Еще несколько кандидатов — и я отправляюсь в «Куинз» на заседание правления BATS. И разумеется, обнаруживаю там все того же первокурсника. Похоже, мимо него не проскочишь.

— Меня очень интересует то, что делают Гротовский и Брук. Я хочу поставить «Как важно быть серьезным», используя их теории…

— В сочетании с элементами брехтовской эпичности? — спрашиваю я. — А костюмы, надо полагать, будут только белыми и красными? Плюс строительные леса?

— Э-э…

Теперь этот первокурсник обратился в преуспевающего homme de thtre [77] и известного художественного руководителя. Не знаю, во многих ли его нынешних постановках исполнители облачены только в белое и красное, однако поставленный им на строительных лесах спектакль «Моя прекрасная леди», в котором были использованы теории Гротовского и Брука (в сочетании, как меня уверяли, с брехтовской эпичностью), произвела прошлым летом фурор в курортном Марагите. Молчу, молчу.

Комитеты я ненавидел тогда, ненавижу и ныне. Вся моя жизнь прошла в борьбе за то, чтобы по возможности избегать их. И всю мою жизнь я в этой борьбе проигрывал. Делать что-то мне куда интереснее, чем разглагольствовать о том, как это следует сделать. Люди, сидящие по комитетским залам, разумеется, правят миром, что очень мило, если вам именно этого и хочется, однако у тех, кто правит миром, остается так мало возможностей для того, чтобы поболтаться по нему, поиграть с ним и повеселиться.

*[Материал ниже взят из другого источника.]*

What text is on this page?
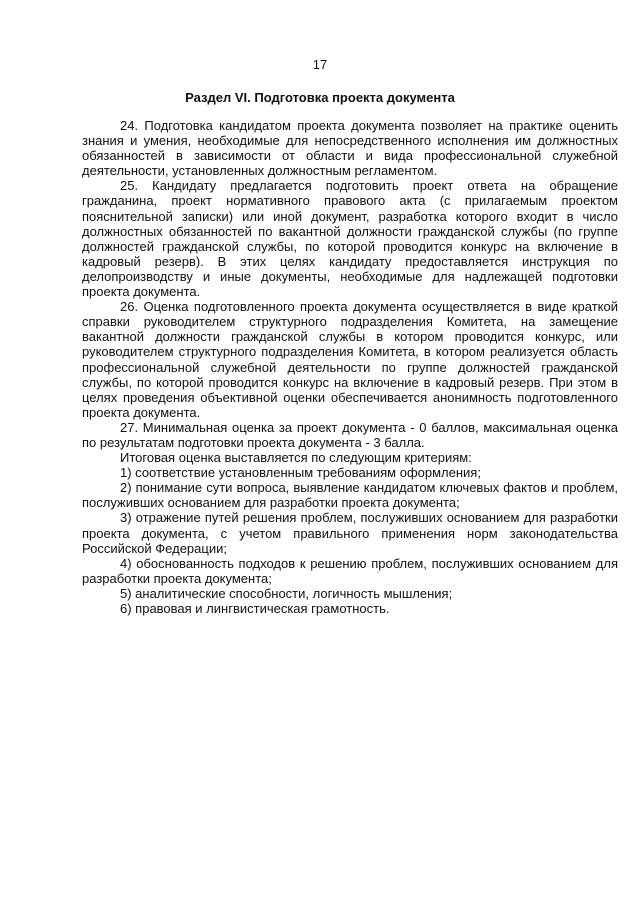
17
Раздел VI. Подготовка проекта документа

24. Подготовка кандидатом проекта документа позволяет на практике оценить знания и умения, необходимые для непосредственного исполнения им должностных обязанностей в зависимости от области и вида профессиональной служебной деятельности, установленных должностным регламентом.

25. Кандидату предлагается подготовить проект ответа на обращение гражданина, проект нормативного правового акта (с прилагаемым проектом пояснительной записки) или иной документ, разработка которого входит в число должностных обязанностей по вакантной должности гражданской службы (по группе должностей гражданской службы, по которой проводится конкурс на включение в кадровый резерв). В этих целях кандидату предоставляется инструкция по делопроизводству и иные документы, необходимые для надлежащей подготовки проекта документа.

26. Оценка подготовленного проекта документа осуществляется в виде краткой справки руководителем структурного подразделения Комитета, на замещение вакантной должности гражданской службы в котором проводится конкурс, или руководителем структурного подразделения Комитета, в котором реализуется область профессиональной служебной деятельности по группе должностей гражданской службы, по которой проводится конкурс на включение в кадровый резерв. При этом в целях проведения объективной оценки обеспечивается анонимность подготовленного проекта документа.

27. Минимальная оценка за проект документа - 0 баллов, максимальная оценка по результатам подготовки проекта документа - 3 балла.

Итоговая оценка выставляется по следующим критериям:

1) соответствие установленным требованиям оформления;

2) понимание сути вопроса, выявление кандидатом ключевых фактов и проблем, послуживших основанием для разработки проекта документа;

3) отражение путей решения проблем, послуживших основанием для разработки проекта документа, с учетом правильного применения норм законодательства Российской Федерации;

4) обоснованность подходов к решению проблем, послуживших основанием для разработки проекта документа;

5) аналитические способности, логичность мышления;

6) правовая и лингвистическая грамотность.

И потому я испытал большое облегчение, получив роль Вольпоне в осуществлявшейся ЛТК постановке одноименной пьесы. Роль Сэра Предположительного Политика исполнил второкурсник из «Киза», Саймон Бил, без малого затмевавший всех, кто выходил с ним на подмостки, поразительными физическими данными комика и совершенно возмутительной способностью переиграть кого угодно. В одной из сцен второго акта он стоял спиной к публике, разговаривая со мной. Я никак не мог понять, почему мой великолепный монолог вызывает так много смешков. Как-то неприятно чувствуешь себя, когда не можешь уразуметь причину смеха. Впоследствии выяснилось, что на протяжении всей этой сцены Саймон Бил почесывал задницу. Проделай такое актер не столь одаренный или человек не столь восхитительный, я бы, наверное, разозлился. Помимо прочего, он прекрасно пел и обладал совершенным слухом. В спектакле имелась сцена на рынке, в которой требовалось петь, — на меня это требование, разумеется, не распространялось, но только на меня. Саймон вставал за кулисами, все актеры сбивались вокруг него, и он задавал, точно камертон, ноту. После спектакля он исполнял, чтобы порадовать меня, «Dalla sua pace»[78] или «Un’aura amorosa»,[79] — и я растекался в лужу наслаждения. В один из вечеров среди публики обнаружился досточтимый исследователь Шекспира, заслуженный профессор в отставке Л. Ч. Найт, которого все любовно именовали Элч. По окончании спектакля он оставил для меня на служебном входе записку, в которой говорилось, что, по его мнению, мой Вольпоне превосходит сыгранного Полом Скофилдом. «Он лучше по форме, лучше по декламации и выглядит достовернее. Ничего более восхитительного я еще не видел». Как это на меня похоже — запомнить его записку слово в слово. Конечно, старику было почти восемьдесят, он наверняка давно оглох и впал в слабоумие, и тем не менее я ощутил безумную гордость. Слишком большую для того, чтобы показать записку кому-либо — кроме Кима и режиссера, — ибо гордость тем, что я не позволяю себе выглядеть хвастуном или довольным собой человеком, была гораздо сильнее той, что внушалась мне моими достижениями. Время от времени две эти разновидности гордыни вступали друг с дружкой в схватку, но, как правило, побеждала первая, получавшая за это ничем ею не заслуженный титул скромности.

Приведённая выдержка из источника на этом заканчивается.